Fig. 3: Geology map of the Tikamgarh district of Budelkhand

Fig. 4: Geomorphlogy map of the Tikamgarh district of Budelkhand

Fig. 5: Lineament Density map of the Tikamgarh district of Budelkhand

Fig. 6: Land Use Land/ Cover map of the Tikamgarh district of Budelkhand

Fig. 7: Drainage Density map of the Tikamgarh district of Budelkhand

Fig. 8: Soil map of the Tikamgarh district of Budelkhand

Fig. 9: Rainfall map of the Tikamgarh district of Budelkhand

Fig. 10: Slope map of the Tikamgarh district of Budelkhand


In Tikamgarh district, Soils derived from parent rocks are of two types i.e. black humus granitic and yellowish grey colour with kankar soils. Soil characteristics have a considerable role on the infiltration of water. Infiltration capacity heavily depends on the soil texture. Porosity and permeability are directly influenced by texture. Infiltration capacity of the fine-grained soil is low compared to coarse-grained soil because of porosity and permeability. Soil cover is very thin in this study area and it is composed of sandy and reddish materials which are derived from the weathering of granite and gneiss. Various types of soil texture are present in the different parts of the district. Clayey soil covers 1144.89 km2 (22.68%) and loamy soil constitutes about 3903.11 km2 (77.32%).

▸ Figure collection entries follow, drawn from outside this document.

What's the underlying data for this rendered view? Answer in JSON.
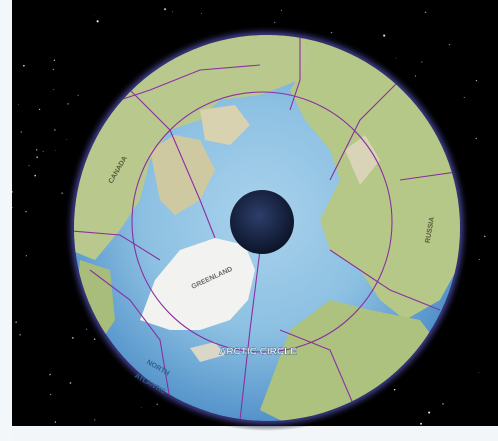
{
  "map": {
    "labels": [
      "CANADA",
      "GREENLAND",
      "RUSSIA",
      "ARCTIC CIRCLE",
      "NORTH",
      "ATLANTIC"
    ]
  }
}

Atotal of 80–85% of total rainfall happens during the July–September period, south-west monsoon is the main source of rainfall. Tikamgarh district often suffers drought condition due to shortage of rainfall. In a hard rock area, rainfall is the main source of groundwater recharge in which the water infiltrates into subsurface through fractures and soils (Thapa et al. 2017). The data was procured from the Indian Meteorological Department (IMD) and the map was generated using Inverse distance (IDW) method in ArcGIS 10.3 environment. The average monsoon rainfall found ranges between 640 to 869 mm in last 20 years over the study area.


Slope is the rate of change of elevation and it is considered as the principal factor of the superficial water flow since it determines the gravity effect on the water movement. Slope is directly proportional to run-off. In steep slopes ground water recharge will be less. The water flow over the gently undulating plains is slow and adequate time is available to enhance the infiltration to the underlying fractured aquifer. The slope was estimated from the Digital Elevation Model (DEM). Fig. 10 shows the slope map of the study area.

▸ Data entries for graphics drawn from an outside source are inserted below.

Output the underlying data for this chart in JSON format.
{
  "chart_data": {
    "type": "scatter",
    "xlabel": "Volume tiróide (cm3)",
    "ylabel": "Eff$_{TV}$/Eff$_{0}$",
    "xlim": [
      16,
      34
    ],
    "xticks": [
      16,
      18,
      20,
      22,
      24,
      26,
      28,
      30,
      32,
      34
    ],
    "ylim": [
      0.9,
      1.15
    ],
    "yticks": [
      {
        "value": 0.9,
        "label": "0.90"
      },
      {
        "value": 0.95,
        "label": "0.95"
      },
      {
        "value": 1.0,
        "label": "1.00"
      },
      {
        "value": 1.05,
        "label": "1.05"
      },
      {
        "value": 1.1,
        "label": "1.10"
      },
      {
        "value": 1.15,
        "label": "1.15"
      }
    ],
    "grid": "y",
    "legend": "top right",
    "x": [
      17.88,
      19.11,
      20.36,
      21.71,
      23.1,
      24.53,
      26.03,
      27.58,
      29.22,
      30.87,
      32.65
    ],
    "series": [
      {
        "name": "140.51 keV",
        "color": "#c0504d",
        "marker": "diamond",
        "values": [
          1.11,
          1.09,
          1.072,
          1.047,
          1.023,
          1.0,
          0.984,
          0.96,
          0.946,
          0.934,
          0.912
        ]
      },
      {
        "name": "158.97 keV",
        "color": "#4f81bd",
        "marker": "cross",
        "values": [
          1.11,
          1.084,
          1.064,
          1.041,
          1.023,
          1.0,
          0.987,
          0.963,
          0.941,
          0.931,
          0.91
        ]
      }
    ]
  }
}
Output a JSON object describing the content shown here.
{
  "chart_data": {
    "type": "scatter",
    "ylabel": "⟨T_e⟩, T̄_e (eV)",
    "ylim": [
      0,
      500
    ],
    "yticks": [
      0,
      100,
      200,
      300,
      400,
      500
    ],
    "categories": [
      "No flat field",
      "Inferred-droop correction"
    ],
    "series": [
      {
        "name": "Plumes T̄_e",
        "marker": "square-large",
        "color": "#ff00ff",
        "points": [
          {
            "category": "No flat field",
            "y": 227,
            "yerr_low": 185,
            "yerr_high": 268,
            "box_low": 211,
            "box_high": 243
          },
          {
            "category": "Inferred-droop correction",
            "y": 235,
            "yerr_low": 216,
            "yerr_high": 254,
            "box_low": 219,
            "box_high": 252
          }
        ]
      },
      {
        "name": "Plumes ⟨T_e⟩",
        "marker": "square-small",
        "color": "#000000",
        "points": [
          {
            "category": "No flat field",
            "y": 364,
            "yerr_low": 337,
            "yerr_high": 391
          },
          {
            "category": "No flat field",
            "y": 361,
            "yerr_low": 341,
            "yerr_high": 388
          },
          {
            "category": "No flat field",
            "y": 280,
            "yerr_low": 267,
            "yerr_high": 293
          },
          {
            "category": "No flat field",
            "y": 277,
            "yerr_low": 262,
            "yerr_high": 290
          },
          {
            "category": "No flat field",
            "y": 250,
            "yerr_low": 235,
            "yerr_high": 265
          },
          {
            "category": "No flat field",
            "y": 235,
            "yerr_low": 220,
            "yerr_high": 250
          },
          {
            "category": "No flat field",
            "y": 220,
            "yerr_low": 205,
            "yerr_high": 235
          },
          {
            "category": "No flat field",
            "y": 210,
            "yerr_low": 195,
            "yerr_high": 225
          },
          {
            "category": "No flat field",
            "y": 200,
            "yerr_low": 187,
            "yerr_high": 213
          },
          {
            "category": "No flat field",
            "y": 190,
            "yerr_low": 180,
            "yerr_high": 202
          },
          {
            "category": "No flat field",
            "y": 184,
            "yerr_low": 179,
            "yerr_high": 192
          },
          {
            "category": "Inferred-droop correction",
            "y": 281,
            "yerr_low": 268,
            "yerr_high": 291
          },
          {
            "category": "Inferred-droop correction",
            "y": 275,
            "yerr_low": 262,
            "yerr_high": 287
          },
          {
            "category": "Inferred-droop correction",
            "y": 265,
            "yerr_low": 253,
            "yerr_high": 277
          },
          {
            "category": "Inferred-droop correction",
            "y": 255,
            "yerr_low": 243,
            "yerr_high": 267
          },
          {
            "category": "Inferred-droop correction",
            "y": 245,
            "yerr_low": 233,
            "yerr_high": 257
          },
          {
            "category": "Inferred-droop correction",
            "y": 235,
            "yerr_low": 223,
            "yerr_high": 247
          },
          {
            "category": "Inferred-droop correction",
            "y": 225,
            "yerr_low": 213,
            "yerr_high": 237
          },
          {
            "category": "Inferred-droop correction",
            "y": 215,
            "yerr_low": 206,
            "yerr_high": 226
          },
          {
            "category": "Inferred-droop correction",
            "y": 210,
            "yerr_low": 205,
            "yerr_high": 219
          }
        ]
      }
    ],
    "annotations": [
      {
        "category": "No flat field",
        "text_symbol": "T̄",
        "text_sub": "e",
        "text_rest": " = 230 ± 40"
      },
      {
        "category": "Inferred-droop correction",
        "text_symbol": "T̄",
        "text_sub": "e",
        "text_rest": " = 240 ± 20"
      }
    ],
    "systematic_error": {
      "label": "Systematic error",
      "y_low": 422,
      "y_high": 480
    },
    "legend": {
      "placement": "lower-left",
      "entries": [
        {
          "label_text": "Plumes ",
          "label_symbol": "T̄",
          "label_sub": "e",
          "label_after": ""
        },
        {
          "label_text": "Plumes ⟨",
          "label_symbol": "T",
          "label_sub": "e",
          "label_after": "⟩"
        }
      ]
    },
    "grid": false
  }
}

Groundwater potential zones

The resulted groundwater potential zones map through MIF technique and weighted overlay method divided the study area into five classes, viz., very poor, poor, moderate, good and very good zones contributing to 310.95 km2 (6.16%), 2049.49 km2 (40.60%), 1948.53 km2 (38.60%), 582.54 km2 (11.54%) and 156.49 km2 (3.10%), (Fig. 11). For validation the trustworthiness of final result, well inventory survey may be conducted on various locations of the study area.

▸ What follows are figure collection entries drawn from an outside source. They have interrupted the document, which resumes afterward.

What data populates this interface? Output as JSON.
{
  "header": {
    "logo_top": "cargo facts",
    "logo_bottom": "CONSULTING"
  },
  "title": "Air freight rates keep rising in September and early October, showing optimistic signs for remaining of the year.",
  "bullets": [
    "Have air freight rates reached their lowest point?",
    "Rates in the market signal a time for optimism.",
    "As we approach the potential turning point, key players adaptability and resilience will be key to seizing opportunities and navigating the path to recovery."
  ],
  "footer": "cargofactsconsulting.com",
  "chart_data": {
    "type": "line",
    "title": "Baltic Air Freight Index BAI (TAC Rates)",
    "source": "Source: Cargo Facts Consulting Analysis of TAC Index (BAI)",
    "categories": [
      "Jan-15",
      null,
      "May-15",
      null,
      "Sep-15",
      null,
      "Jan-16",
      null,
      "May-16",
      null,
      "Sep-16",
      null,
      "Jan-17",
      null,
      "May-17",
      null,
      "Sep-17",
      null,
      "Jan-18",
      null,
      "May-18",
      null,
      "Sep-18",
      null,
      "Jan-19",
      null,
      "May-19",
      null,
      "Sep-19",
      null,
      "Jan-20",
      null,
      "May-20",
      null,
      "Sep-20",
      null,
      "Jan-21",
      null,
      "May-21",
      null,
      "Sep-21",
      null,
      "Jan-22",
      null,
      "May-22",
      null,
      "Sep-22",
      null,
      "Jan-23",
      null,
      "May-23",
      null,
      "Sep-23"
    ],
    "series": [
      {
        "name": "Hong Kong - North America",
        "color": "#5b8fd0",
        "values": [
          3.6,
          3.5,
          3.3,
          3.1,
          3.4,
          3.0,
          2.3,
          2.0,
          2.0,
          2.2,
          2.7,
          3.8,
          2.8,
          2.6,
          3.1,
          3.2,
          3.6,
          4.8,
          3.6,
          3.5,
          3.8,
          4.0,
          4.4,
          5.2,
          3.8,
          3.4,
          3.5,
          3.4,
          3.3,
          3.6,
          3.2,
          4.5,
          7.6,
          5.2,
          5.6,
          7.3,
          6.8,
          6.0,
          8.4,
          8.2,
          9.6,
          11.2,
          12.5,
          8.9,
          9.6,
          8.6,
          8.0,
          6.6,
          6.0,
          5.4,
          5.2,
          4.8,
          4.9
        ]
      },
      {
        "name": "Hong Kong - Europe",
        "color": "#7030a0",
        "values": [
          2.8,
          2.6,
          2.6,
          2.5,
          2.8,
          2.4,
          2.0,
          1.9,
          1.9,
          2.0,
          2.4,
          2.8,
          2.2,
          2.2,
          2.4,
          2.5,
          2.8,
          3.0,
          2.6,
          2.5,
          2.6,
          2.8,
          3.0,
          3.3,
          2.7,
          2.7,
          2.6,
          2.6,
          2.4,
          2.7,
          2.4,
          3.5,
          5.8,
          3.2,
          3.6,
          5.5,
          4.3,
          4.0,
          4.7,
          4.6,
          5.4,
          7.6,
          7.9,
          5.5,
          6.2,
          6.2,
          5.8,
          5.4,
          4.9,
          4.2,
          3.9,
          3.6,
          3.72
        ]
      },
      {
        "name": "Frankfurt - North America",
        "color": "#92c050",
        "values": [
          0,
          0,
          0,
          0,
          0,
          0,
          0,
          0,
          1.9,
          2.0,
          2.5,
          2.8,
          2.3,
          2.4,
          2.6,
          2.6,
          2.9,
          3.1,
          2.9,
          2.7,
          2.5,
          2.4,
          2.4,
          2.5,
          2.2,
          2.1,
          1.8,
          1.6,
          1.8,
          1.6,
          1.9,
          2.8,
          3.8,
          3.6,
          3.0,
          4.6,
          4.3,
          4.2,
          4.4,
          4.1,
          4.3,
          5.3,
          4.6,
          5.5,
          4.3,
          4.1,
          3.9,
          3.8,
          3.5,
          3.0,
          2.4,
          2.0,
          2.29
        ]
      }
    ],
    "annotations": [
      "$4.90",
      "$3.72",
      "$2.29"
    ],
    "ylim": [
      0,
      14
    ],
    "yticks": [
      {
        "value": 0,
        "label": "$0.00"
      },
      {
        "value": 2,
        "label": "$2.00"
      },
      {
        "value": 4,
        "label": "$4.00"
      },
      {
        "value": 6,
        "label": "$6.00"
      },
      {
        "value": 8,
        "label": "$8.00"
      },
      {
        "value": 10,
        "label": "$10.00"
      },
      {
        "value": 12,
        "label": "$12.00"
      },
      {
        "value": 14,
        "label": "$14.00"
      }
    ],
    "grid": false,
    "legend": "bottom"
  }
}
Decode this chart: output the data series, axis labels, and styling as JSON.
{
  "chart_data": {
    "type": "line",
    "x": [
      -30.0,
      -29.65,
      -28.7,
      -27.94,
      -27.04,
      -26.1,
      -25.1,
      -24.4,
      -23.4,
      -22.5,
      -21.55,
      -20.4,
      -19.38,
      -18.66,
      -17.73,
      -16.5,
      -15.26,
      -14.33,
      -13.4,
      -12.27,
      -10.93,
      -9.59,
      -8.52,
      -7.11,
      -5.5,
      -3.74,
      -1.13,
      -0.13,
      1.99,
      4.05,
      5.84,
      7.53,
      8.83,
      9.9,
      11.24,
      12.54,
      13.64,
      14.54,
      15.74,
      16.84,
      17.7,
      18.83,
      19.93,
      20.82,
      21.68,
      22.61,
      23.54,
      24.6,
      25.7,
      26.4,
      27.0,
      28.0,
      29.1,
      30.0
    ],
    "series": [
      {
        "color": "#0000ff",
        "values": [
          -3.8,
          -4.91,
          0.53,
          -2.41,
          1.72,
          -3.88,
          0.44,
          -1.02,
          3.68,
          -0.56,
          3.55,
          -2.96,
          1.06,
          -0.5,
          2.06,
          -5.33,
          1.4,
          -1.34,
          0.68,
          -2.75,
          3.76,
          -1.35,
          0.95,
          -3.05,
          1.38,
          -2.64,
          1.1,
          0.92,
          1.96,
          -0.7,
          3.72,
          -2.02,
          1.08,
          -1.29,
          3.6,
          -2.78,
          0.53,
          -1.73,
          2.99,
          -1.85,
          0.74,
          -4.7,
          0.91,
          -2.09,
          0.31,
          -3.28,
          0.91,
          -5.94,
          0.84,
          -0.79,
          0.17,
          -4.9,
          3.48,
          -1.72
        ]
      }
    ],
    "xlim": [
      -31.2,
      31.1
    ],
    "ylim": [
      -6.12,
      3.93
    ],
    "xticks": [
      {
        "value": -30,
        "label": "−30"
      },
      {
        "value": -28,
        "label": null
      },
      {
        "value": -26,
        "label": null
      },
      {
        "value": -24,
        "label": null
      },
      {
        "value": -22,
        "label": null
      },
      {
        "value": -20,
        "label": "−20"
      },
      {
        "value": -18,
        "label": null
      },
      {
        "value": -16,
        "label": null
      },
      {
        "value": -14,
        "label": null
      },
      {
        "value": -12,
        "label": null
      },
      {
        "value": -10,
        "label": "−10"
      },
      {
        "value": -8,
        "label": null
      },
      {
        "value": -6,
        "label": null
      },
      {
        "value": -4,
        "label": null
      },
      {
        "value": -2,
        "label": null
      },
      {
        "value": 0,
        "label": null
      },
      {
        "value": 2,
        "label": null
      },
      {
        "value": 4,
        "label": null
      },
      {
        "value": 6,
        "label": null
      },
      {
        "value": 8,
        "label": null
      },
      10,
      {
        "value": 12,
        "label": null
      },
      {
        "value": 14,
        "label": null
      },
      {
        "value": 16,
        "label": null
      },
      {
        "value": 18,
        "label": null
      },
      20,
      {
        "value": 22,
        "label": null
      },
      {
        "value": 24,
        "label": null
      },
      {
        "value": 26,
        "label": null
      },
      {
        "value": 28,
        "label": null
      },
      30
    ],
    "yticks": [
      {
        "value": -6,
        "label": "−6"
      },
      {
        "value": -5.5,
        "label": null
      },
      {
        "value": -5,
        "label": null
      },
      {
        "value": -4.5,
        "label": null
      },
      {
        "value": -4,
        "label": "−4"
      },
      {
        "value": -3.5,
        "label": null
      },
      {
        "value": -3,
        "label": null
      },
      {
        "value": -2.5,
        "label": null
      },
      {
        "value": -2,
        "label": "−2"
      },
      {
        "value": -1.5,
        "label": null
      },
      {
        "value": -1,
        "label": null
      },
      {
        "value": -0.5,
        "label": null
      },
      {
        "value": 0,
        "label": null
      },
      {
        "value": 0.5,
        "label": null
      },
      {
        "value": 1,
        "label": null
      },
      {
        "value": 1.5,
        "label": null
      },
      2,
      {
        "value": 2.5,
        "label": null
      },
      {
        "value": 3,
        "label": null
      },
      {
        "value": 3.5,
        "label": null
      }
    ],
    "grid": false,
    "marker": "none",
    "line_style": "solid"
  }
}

Fig. 11: Groundwater Potential Zone map of the Tikamgarh district of Budelkhand


In the present study, the combined use of Remote Sensing and GIS with MIF technique is proved to be a powerful tool for the delineation of groundwater potential zones in Tikamgarh district of Bundelkhand. The final map matches with the ground truth data indicates the validity of the model. The integration of geology, geomorphology, drainage density, lineament density, soil, slope, rainfall and LU/LC gives prior information to planner and decision makers involved in the preparation of water resources development plans, so as to prepare economically viable plans. The present study concludes, most of the study area falls under poor to moderate groundwater potential zones. The groundwater potential map of Tikamgarh district shows that only 156.49 and 568.54 km2 areas falls under very good and good category of groundwater availability whereas 1948.53 km2 area falls under moderate category, 2049.49 and 310.95 km2 area comes under poor and very poor category of groundwater availability. The farmers in the area will be highly benefited from such type of studies for further targeting sites under various zones for exploration of groundwater.